O cidadão lamentar que seu time perdeu a chance de contratar o Wellington Paulista... isso sim, é algo para se lamentar. A realidade do Vasco é terrível: contratou apenas jogadores encostados em outros clubes ou considerados moedas de troca. Porém, o panorama não é muito diferente dos outros times do país não. A rigor mesmo, só o Santos, que contratou Montillo - fez o melhor negócio da temporada -, o Corinthians, que acertou com Renato Augusto e Alexandre Pato, e o Cruzeiro, que contratou Dagoberto às pressas para acalmar os ânimos dos órfãos de Montillo, é que protagonizaram negócios relevantes.

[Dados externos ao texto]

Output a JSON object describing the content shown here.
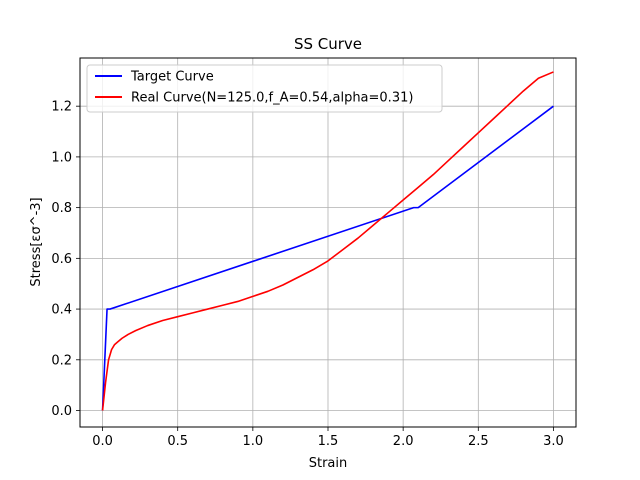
{
  "chart_data": {
    "type": "line",
    "title": "SS Curve",
    "xlabel": "Strain",
    "ylabel": "Stress[εσ^-3]",
    "xlim": [
      -0.15,
      3.15
    ],
    "ylim": [
      -0.065,
      1.39
    ],
    "xticks": [
      0.0,
      0.5,
      1.0,
      1.5,
      2.0,
      2.5,
      3.0
    ],
    "yticks": [
      0.0,
      0.2,
      0.4,
      0.6,
      0.8,
      1.0,
      1.2
    ],
    "xtick_labels": [
      "0.0",
      "0.5",
      "1.0",
      "1.5",
      "2.0",
      "2.5",
      "3.0"
    ],
    "ytick_labels": [
      "0.0",
      "0.2",
      "0.4",
      "0.6",
      "0.8",
      "1.0",
      "1.2"
    ],
    "grid": true,
    "legend_position": "top-left",
    "series": [
      {
        "name": "Target Curve",
        "color": "#0000ff",
        "x": [
          0.0,
          0.03,
          0.05,
          2.07,
          2.1,
          3.0
        ],
        "y": [
          0.0,
          0.4,
          0.4,
          0.8,
          0.8,
          1.2
        ]
      },
      {
        "name": "Real Curve(N=125.0,f_A=0.54,alpha=0.31)",
        "color": "#ff0000",
        "x": [
          0.0,
          0.02,
          0.04,
          0.06,
          0.08,
          0.1,
          0.13,
          0.17,
          0.22,
          0.3,
          0.4,
          0.5,
          0.6,
          0.7,
          0.8,
          0.9,
          1.0,
          1.1,
          1.2,
          1.3,
          1.4,
          1.5,
          1.6,
          1.7,
          1.8,
          1.9,
          2.0,
          2.1,
          2.2,
          2.3,
          2.4,
          2.5,
          2.6,
          2.7,
          2.8,
          2.9,
          3.0
        ],
        "y": [
          0.0,
          0.11,
          0.2,
          0.24,
          0.26,
          0.27,
          0.285,
          0.3,
          0.315,
          0.335,
          0.355,
          0.37,
          0.385,
          0.4,
          0.415,
          0.43,
          0.45,
          0.47,
          0.495,
          0.525,
          0.555,
          0.59,
          0.635,
          0.68,
          0.73,
          0.78,
          0.83,
          0.88,
          0.93,
          0.985,
          1.04,
          1.095,
          1.15,
          1.205,
          1.26,
          1.31,
          1.335
        ]
      }
    ]
  }
}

O Flamengo, dá dó. Não acerta com ninguém e considera contratação de impacto a possível vinda do volante Elias, ex-Corinthians, hoje no Sporting de Portugal. Comemorar contratação de volante, seja ele quem for, é que nem pular de alegria quando encontra 50 centavos no bolso da bermuda. Pobreza demais. Como bem lembrou o colega Pedro Brasil, a situação faz ecoar a frase de impacto de Márcio Braga (mestre nesta arte quase esquecida no futebol), repetida à exaustão pelos meios de comunicação em janeiro de 2009: "acabou o dinheiro!".

O Botafogo está arriscando, contratando revelações, jogadores jovens e com potencial... mas só o tempo dirá se a estratégia dará certo. O Fluminense não contratou ninguém de vulto, botando fé no time que foi campeão brasileiro com folga. Se Diego Cavalieri mantiver o desempenho absurdo de 2012 em 2013, não terá problemas. O Atlético vai na mesma linha, bota fé em contratações pontuais.

E o Tupi... bem, o Tupi renovou e rejuvenesceu o grupo. Isso era essencial. Seria melhor com alguns medalhões, não apenas rodados, mas com algum talento com a bola no pé também, mas se esse time que ontem perdeu para o Duque de Caxias, sem treinar e sem que os jogadores soubessem sequer o nome do colega do lado, é "o melhor que tá tendo", vamos dar a ele um voto de confiança. Até porque não nos resta outra opção.